European Commission Betrays Internet Users By Cravenly Introducing Huge Loophole For Copyright Companies In Upload Filter Guidance
from the over-to-you,-CJEU dept
As a recent Techdirt article noted, the European Commission was obliged to issue “guidance” on how to implement the infamous Article 17 upload filters required by the EU’s Copyright Directive. It delayed doing so, evidently hoping that the adviser to the EU’s top court, the Court of Justice of the European Union (CJEU), would release his opinion on Poland’s attempt to get Article 17 struck down before the European Commission revealed its one-sided advice. That little gambit failed when the Advocate General announced that he would publish his opinion after the deadline for the release of the guidance. The European Commission has finally provided its advisory document on Article 17 and, as expected, it contains a real stinker of an idea. The best analysis of what the Commission has done, and why it is so disgraceful comes from Julia Reda and Paul Keller on the Kluwer Copyright Blog. Although Article 17 effectively made upload filters mandatory, it also included some (weak) protections for users, to allow people to upload copyright material for legal uses such as memes, parody, criticism etc. without being blocked. The copyright industry naturally hates any protections for users, and has persuaded the European Commission to eviscerate them:
According to the final guidance, rightholders can easily circumvent the principle that automatic blocking should be limited to manifestly infringing uses by “earmarking” content the “unauthorised online availability of which could cause significant economic harm to them” when requesting the blocking of those works. Uploads that include protected content thus “earmarked” do not benefit from the ex-ante protections for likely legitimate uses. The guidance does not establish any qualitative or quantitative requirements for rightholders to earmark their content. The mechanism is not limited to specific types of works, categories of rightholders, release windows, or any other objective criteria that could limit the application of this loophole.

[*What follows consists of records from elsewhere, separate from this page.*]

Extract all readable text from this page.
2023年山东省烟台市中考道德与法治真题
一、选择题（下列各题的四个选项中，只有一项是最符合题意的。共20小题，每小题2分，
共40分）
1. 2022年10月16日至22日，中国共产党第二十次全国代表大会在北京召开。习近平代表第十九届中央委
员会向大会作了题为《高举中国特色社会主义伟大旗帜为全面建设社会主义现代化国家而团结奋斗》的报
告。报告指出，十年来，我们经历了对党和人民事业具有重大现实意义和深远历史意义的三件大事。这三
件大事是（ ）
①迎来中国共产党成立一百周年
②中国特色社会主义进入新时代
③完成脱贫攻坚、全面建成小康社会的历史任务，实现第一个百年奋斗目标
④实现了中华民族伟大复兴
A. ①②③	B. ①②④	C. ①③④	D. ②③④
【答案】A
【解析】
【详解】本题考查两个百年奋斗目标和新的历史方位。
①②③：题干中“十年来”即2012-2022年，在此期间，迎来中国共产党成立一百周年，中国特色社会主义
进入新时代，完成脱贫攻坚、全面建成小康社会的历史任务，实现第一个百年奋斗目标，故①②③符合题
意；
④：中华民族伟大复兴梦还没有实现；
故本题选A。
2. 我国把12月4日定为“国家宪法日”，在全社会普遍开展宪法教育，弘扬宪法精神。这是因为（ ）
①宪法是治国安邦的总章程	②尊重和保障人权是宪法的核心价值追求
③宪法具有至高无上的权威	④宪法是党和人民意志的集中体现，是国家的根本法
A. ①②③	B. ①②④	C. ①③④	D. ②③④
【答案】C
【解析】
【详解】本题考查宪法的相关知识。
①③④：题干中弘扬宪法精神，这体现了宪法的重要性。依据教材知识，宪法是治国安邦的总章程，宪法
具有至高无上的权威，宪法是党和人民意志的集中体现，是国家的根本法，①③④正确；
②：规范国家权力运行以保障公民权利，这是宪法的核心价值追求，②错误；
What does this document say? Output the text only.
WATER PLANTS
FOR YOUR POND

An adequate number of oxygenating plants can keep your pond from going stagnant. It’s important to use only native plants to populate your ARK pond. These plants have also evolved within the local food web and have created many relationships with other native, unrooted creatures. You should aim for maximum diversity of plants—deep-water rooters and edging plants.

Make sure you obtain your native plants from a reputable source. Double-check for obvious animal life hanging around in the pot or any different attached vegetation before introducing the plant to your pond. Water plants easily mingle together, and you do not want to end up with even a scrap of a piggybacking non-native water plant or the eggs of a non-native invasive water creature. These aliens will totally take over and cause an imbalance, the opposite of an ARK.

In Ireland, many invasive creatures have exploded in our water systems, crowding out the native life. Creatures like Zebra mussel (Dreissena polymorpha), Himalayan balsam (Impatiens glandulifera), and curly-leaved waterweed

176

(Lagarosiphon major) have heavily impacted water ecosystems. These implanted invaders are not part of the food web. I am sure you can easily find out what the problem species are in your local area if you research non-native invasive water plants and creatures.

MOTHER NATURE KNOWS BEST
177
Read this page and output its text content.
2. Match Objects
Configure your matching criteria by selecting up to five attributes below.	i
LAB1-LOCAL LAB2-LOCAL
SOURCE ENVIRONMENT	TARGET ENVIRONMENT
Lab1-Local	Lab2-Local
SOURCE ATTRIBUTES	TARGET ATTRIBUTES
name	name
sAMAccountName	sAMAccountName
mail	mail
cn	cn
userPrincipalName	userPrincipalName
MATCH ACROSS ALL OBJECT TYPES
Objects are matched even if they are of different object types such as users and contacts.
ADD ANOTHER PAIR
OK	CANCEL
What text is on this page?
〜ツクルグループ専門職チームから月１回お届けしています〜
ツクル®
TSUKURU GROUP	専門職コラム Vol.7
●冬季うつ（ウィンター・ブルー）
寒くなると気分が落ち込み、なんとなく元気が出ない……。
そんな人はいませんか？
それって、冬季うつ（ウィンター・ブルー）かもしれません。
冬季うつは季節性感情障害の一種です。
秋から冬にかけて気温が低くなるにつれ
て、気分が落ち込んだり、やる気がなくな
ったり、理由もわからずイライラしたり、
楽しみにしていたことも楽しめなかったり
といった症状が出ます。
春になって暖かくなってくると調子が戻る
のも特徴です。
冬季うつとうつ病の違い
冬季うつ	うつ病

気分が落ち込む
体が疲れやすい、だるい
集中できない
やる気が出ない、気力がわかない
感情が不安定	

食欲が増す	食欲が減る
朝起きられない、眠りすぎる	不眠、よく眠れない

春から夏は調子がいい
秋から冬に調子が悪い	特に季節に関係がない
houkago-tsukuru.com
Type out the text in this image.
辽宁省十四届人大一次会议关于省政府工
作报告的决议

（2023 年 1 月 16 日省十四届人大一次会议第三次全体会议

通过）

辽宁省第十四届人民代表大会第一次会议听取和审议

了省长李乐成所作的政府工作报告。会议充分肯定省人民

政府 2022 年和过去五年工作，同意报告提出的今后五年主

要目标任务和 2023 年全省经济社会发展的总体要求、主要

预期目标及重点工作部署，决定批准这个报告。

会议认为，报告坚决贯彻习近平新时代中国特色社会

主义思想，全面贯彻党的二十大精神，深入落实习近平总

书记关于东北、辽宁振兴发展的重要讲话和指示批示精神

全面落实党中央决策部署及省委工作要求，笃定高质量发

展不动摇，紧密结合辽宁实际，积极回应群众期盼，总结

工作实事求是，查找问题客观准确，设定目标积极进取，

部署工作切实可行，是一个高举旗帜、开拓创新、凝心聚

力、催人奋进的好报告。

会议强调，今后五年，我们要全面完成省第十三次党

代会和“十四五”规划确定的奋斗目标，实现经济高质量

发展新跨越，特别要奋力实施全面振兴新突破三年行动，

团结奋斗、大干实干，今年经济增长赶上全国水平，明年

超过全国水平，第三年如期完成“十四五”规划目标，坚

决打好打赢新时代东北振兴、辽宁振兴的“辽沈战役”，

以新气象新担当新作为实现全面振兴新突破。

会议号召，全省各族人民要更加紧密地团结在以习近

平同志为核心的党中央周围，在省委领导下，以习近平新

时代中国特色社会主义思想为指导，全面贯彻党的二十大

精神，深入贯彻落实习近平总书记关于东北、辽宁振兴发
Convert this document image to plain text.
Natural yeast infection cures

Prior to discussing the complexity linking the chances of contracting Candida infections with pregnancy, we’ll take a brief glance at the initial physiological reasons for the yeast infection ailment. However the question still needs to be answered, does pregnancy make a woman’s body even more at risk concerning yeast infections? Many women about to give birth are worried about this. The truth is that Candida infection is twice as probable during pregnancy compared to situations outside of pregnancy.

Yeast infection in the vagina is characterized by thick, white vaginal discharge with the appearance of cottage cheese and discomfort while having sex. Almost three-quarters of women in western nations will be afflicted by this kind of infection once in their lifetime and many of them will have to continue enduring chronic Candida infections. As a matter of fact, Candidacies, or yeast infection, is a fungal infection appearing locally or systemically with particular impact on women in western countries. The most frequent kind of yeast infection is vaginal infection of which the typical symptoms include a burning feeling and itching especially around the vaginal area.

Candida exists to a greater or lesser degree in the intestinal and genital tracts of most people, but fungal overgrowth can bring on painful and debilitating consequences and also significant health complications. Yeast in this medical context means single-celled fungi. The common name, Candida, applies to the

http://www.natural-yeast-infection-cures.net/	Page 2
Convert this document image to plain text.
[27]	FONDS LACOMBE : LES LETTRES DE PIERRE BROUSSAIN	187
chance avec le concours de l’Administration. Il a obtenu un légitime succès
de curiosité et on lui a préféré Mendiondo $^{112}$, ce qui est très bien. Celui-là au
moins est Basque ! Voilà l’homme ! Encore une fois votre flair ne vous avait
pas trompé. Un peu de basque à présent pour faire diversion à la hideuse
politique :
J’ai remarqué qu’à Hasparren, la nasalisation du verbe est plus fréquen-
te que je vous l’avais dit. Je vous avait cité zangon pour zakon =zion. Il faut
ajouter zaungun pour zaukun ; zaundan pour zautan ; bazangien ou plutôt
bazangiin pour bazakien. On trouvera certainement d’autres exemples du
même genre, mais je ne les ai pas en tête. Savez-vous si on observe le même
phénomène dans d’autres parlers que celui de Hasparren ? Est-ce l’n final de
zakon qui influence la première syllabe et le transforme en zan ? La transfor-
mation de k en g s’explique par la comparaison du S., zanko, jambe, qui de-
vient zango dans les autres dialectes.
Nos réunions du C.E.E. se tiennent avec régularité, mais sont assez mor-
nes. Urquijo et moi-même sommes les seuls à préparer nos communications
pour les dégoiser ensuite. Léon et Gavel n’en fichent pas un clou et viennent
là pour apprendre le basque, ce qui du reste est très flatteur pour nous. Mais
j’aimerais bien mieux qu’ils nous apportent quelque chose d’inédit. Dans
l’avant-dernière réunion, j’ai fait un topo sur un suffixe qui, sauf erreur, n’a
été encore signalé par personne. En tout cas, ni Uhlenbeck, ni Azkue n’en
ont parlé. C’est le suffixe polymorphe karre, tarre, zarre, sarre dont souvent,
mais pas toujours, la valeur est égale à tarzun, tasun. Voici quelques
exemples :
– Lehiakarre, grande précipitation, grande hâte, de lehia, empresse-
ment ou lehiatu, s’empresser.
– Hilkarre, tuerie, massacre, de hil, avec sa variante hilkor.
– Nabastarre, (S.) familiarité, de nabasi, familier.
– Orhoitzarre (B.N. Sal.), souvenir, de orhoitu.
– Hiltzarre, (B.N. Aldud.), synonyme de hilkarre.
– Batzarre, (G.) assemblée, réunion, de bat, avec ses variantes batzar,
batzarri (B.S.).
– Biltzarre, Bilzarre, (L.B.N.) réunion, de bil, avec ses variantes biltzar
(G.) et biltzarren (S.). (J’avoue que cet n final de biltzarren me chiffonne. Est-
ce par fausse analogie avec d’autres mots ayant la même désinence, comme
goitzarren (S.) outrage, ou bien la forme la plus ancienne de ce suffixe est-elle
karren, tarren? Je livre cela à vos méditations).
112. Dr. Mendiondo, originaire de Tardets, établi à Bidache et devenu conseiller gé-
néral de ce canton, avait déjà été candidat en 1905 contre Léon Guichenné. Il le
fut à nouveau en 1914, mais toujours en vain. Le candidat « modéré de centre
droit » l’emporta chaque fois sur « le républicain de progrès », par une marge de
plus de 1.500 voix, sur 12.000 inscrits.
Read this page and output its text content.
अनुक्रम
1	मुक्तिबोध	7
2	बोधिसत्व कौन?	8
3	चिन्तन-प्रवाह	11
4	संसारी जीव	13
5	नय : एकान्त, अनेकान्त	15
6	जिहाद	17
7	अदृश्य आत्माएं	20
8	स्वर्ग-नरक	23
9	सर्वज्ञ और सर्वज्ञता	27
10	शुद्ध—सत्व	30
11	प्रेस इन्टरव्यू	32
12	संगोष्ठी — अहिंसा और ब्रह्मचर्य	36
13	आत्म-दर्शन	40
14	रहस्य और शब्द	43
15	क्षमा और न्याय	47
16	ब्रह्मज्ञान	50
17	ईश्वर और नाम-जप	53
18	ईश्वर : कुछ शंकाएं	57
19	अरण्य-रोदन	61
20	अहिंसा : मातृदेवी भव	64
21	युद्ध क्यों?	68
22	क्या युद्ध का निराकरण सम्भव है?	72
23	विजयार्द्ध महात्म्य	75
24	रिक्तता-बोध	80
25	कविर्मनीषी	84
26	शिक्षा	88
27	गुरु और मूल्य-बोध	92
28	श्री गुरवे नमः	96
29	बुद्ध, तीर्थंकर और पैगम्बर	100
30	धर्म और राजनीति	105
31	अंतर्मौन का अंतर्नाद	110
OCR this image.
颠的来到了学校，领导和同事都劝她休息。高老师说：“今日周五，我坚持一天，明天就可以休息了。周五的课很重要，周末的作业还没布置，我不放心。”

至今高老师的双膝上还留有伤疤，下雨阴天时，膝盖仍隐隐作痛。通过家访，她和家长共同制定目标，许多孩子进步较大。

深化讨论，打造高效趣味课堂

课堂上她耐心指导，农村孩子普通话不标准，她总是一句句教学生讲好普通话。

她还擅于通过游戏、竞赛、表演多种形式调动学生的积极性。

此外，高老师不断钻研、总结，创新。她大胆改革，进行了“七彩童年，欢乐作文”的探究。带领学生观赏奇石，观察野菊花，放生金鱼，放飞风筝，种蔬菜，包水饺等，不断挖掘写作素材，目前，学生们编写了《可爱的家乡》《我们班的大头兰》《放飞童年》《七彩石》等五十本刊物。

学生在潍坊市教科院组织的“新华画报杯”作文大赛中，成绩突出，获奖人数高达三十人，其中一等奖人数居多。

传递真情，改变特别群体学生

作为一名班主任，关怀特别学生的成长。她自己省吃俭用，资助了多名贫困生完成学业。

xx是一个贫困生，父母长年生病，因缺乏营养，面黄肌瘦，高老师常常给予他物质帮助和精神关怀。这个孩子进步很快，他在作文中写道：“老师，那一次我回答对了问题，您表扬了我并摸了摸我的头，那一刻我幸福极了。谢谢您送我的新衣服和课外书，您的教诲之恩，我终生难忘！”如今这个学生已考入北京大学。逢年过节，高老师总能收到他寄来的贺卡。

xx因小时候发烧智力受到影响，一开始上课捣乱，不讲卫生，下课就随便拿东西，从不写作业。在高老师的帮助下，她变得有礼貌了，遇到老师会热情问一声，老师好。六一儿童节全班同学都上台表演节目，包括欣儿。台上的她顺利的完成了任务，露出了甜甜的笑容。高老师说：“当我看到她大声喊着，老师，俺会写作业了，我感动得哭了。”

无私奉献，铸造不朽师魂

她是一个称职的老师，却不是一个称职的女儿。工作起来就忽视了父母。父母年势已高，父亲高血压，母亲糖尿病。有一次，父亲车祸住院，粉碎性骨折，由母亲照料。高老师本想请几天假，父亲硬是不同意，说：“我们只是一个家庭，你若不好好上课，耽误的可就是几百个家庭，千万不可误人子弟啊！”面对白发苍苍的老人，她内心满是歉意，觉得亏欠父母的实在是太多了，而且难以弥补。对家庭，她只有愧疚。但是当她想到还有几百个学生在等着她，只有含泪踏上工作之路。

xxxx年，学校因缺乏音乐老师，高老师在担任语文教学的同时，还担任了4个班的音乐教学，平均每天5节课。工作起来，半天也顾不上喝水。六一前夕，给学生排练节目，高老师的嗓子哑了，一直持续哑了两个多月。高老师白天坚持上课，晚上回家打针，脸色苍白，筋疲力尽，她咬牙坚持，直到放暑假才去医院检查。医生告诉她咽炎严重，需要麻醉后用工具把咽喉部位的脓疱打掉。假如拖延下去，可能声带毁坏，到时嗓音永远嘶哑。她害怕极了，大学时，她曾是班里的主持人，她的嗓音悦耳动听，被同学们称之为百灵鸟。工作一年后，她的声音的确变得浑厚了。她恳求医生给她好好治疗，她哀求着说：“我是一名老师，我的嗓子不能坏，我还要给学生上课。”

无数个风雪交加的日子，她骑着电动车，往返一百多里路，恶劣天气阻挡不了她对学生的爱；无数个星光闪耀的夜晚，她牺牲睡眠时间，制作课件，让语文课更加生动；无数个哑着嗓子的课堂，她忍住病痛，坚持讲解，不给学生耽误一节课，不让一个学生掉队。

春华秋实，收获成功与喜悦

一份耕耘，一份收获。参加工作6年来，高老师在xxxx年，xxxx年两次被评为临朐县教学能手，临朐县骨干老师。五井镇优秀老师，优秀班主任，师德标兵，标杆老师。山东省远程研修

The requirements that copyright companies must meet are so weak that it is probably inevitable that they will claim most uploads “could cause significant economic harm”, and should therefore be earmarked. Here’s what happens then: before it can be posted online, every earmarked upload requires a “rapid” human review of whether it is infringing or not. Leaving aside the fact that it is very hard for legal judgements to be both “rapid” and correct, there’s also the problem that copyright companies will earmark millions of uploads (just look at DMCA notices), making it infeasible to carry out proper review. But the European Commission also says that if online platforms fail to carry out a human review of everything that is earmarked, and allow some unchecked items to be posted, they will lose their liability protection:
this means that service providers face the risk of losing the liability protections afforded to them by art. 17(4) unless they apply ex-ante human review to all uploads earmarked by rightholders as merely having the potential to “cause significant economic harm”. This imposes a heavy burden on platform operators. Under these conditions rational service providers will have to revert to automatically blocking all uploads containing earmarked content at upload. The scenario described in the guidance is therefore identical to an implementation without safeguards: Platforms have no other choice but to block every upload that contains parts of a work that rightholders have told them is highly valuable.
Thus the already unsatisfactory user rights contained in Article 17 are rendered null and void because of the impossibility of following the European Commission’s new guidance. That’s evidently the result of recent lobbying from the copyright companies, since none of this was present in previous drafts of the guidance. Not content with making obligatory the upload filters that they swore would not be required, copyright maximalists now want to take away what few protections remain for users, thus ensuring that practically all legal uses of copyright material — including memes — are likely to be automatically blocked.
The Kluwer Copyright blog post points out that this approach was not at all necessary. As Techdirt reported a couple of weeks ago, Germany has managed to come up with an implementation of Article 17 that preserves most user rights, even if it is by no means perfect. The European Commission, by contrast, has cravenly given what the copyright industry has demanded, and effectively stripped out those rights. But this cowardly move may backfire. Reda and Keller explain:
the Commission does not provide any justification or rationale why users’ fundamental rights do not apply in situations where rightholders claim that there is the potential for them to suffer significant economic harm. It’s hard to imagine that the CJEU will consider that the version of the guidance published today provides meaningful protection for users’ rights when it has to determine the compliance of the directive with fundamental rights [in the case brought by Poland]. The Commission appears to be acutely aware of this as well and so it has wisely included the following disclaimer in the introductory section of the guidance (emphasis ours):
“The judgment of the Court of Justice of the European Union in the case C-401/192 will have implications for the implementation by the Member States of Article 17 and for the guidance. The guidance may need to be reviewed following that judgment“.
In the end this may turn out to be the most meaningful sentence in the entire guidance.
It would be a fitting punishment for betraying the 450 million citizens the European Commission is supposed to serve, but rarely does, if this final overreach causes upload filters to be thrown out completely.